Establishing a history of strict compliance
We first spoke to Ms A about her immigration history and clarified how many times she had visited the UK in her life. We then used the information provided and argued that the Respondent failed to take into account Ms A’s extensive compliant immigration history consisting of various visas from USA, Australia and the UK.
Ms A had been travelling to the UK having previously been granted visas. She had also been granted a spouse visa in the UK, being the spouse of a British citizen. However, the relationship broke down, and Ms A left the UK prior to the expiry of her visa. These were clear indications of Ms A’s character and her strict compliance with her visas. We placed emphasis on the fact that Ms A had been a frequent traveller to the UK since 2005. Throughout this time, she had never breached any conditions attached to her visas or ever overstayed beyond the prescribed limits of her visas.
Reviewing the Immigration Rules for a genuine applicant
In this case, according to the guidance and the Immigration Rules, Ms A was indeed a genuine visitor.

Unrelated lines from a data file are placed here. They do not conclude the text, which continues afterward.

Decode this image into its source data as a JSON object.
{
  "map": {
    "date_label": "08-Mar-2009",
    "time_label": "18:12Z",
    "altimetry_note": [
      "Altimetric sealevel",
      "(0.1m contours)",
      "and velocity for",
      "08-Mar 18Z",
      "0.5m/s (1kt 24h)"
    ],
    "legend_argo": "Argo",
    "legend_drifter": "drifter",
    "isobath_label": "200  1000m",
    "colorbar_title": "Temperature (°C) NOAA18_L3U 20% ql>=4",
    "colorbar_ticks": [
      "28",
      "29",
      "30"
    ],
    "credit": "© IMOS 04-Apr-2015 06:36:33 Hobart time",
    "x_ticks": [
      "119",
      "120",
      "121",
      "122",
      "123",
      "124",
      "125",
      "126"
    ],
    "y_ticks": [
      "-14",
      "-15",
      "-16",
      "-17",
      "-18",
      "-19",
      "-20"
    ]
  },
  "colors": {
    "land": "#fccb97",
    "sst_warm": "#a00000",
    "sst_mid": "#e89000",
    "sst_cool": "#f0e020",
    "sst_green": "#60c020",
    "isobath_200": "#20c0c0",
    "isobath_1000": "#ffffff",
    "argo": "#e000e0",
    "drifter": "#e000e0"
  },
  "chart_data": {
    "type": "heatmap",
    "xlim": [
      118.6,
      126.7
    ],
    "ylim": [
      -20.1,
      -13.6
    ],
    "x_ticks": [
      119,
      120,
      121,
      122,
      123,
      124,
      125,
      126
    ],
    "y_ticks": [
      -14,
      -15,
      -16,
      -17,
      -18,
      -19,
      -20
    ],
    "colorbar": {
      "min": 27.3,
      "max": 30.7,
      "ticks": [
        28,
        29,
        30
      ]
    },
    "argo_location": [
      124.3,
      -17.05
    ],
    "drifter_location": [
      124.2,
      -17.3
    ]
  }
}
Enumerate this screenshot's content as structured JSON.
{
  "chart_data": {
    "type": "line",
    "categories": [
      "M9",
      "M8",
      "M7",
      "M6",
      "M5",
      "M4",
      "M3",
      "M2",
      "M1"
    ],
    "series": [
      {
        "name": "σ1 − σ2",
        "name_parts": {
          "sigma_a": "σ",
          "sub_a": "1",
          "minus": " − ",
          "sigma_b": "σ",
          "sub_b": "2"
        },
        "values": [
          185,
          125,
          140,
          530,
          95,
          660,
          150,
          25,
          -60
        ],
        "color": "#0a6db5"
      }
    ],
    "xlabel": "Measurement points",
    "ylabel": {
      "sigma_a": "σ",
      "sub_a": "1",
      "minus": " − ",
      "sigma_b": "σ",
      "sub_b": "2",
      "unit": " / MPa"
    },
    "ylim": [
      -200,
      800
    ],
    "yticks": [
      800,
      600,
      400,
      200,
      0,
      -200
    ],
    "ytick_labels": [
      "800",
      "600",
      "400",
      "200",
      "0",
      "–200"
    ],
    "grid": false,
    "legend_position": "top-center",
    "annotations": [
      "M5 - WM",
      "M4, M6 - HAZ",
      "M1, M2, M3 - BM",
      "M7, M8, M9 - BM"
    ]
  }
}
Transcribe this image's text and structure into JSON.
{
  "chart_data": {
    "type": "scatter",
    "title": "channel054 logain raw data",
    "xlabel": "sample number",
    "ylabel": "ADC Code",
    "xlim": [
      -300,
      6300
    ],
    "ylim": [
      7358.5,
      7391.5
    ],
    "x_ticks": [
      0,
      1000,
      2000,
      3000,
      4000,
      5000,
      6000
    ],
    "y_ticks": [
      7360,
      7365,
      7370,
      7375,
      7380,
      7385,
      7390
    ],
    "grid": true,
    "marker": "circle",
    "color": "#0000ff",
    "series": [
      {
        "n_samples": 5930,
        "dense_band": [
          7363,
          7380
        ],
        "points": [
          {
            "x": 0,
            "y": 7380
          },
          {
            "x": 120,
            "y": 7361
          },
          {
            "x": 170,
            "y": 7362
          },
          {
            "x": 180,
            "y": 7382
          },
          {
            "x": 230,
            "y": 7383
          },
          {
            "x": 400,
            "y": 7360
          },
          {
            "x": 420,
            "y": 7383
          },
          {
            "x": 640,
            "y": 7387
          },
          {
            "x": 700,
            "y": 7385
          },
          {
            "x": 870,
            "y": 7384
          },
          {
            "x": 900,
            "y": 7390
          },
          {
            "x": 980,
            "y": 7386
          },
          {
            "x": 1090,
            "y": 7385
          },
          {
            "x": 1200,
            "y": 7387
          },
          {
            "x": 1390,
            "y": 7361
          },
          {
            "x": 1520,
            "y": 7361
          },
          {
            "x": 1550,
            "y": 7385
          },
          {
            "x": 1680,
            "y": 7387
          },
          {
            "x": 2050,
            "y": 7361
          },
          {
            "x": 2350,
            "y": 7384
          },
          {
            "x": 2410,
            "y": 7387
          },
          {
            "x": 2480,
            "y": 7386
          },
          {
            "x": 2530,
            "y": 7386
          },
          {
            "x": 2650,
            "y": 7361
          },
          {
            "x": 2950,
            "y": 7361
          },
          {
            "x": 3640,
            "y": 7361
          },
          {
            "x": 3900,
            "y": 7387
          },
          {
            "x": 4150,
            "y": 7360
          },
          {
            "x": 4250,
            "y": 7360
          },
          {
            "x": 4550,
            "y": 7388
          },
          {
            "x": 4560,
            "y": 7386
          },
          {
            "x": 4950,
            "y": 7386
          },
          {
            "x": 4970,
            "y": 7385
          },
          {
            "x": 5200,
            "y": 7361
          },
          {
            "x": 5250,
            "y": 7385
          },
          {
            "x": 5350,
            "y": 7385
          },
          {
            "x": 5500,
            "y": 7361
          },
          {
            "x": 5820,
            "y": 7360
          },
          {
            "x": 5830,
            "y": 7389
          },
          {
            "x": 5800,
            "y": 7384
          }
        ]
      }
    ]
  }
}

Not living in her own country of nationality and being financially supported by a third party did not suggest she would transgress the conditions attached to her visit visa and it neither suggested she does not have a genuine intention to visit.
We successfully argued that the Entry-Clearance Officer did not consider the Applicant’s circumstances reasonably as she had previously and simultaneously been granted visit visas in the UK and her circumstances were not materially different at the time she applied for the visit visa. Therefore, the merits of her case remained the same, and there was no reasonable ground for the Entry-Clearance Officer to suggest that she was not a genuine visitor.
On this basis, we submitted a Pre-Action Protocol against the refusal decision of the Applicant’s Visit Visa.
Result: The Refusal Was Successfully Overturned
After 10 days of submitting the Pre-Action Protocol, we received a decision confirming that the decision had been overturned.